Genomic organization of the human mi-er1 gene and characterization of alternatively spliced isoforms: regulated use of a facultative intron determines subcellular localization

mi-er1 (previously called er1) is a fibroblast growth factor-inducible early response gene activated during mesoderm induction in Xenopus embryos and encoding a nuclear protein that functions as a transcriptional activator. The human orthologue of mi-er1 was shown to be upregulated in breast carcinoma cell lines and breast tumours when compared to normal breast cells. In this report, we investigate the structure of the human mi-er1 (hmi-er1) gene and characterize the alternatively spliced transcripts and protein isoforms. hmi-er1 is a single copy gene located at 1p31.2 and spanning 63 kb. It contains 17 exons and includes one skipped exon, a facultative intron and three polyadenylation signals to produce 12 transcripts encoding six distinct proteins. hmi-er1 transcripts were expressed at very low levels in most human adult tissues and the mRNA isoform pattern varied with the tissue. The 12 transcripts encode proteins containing a common internal sequence with variable N- and C-termini. Three distinct N- and two distinct C-termini were identified, giving rise to six protein isoforms. The two C-termini differ significantly in size and sequence and arise from alternate use of a facultative intron to produce hMI-ER1alpha and hMI-ER1beta. In all tissues except testis, transcripts encoding the beta isoform were predominant. hMI-ER1alpha lacks the predicted nuclear localization signal and transfection assays revealed that, unlike hMI-ER1beta, it is not a nuclear protein, but remains in the cytoplasm. Our results demonstrate that alternate use of a facultative intron regulates the subcellular localization of hMI-ER1 proteins and this may have important implications for hMI-ER1 function.

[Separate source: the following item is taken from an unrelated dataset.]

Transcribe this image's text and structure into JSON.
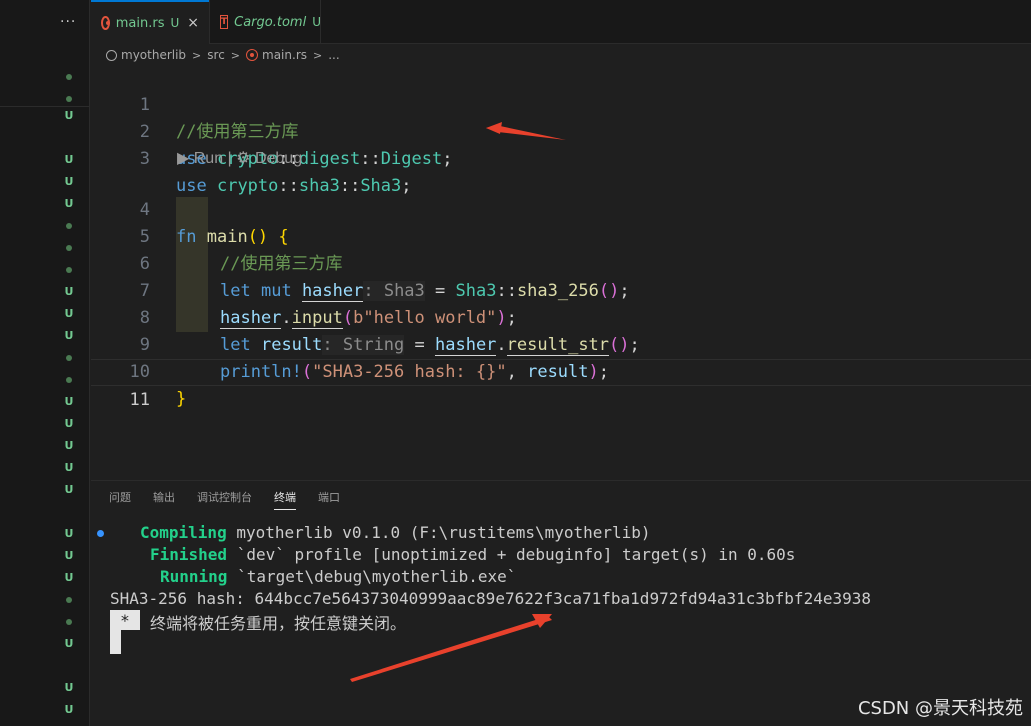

Human MI-ER1 alpha and beta function as transcriptional repressors by recruitment of histone deacetylase 1 to their conserved ELM2 domain

mi-er1 (previously called er1) was first isolated from Xenopus laevis embryonic cells as a novel fibroblast growth factor-regulated immediate-early gene. Xmi-er1 was shown to encode a nuclear protein with an N-terminal acidic transcription activation domain. The human orthologue of mi-er1 (hmi-er1) displays 91% similarity to the Xenopus sequence at the amino acid level and was shown to be upregulated in breast carcinoma cell lines and tumors. Alternative splicing at the 3' end of hmi-er1 produces two major isoforms, hMI-ER1alpha and hMI-ER1beta, which contain distinct C-terminal domains. In this study, we investigated the role of hMI-ER1alpha and hMI-ER1beta in the regulation of transcription. Using fusion proteins of hMI-ER1alpha or hMI-ER1beta tethered to the GAL4 DNA binding domain, we show that both isoforms, when recruited to the G5tkCAT minimal promoter, function to repress transcription. We demonstrate that this repressor activity is due to interaction and recruitment of a trichostatin A-sensitive histone deacetylase 1 (HDAC1). Furthermore, deletion analysis revealed that recruitment of HDAC1 to hMI-ER1alpha and hMI-ER1beta occurs through their common ELM2 domain. The ELM2 domain was first described in the Caenorhabditis elegans Egl-27 protein and is present in a number of SANT domain-containing transcription factors. This is the first report of a function for the ELM2 domain, highlighting its role in the regulation of transcription.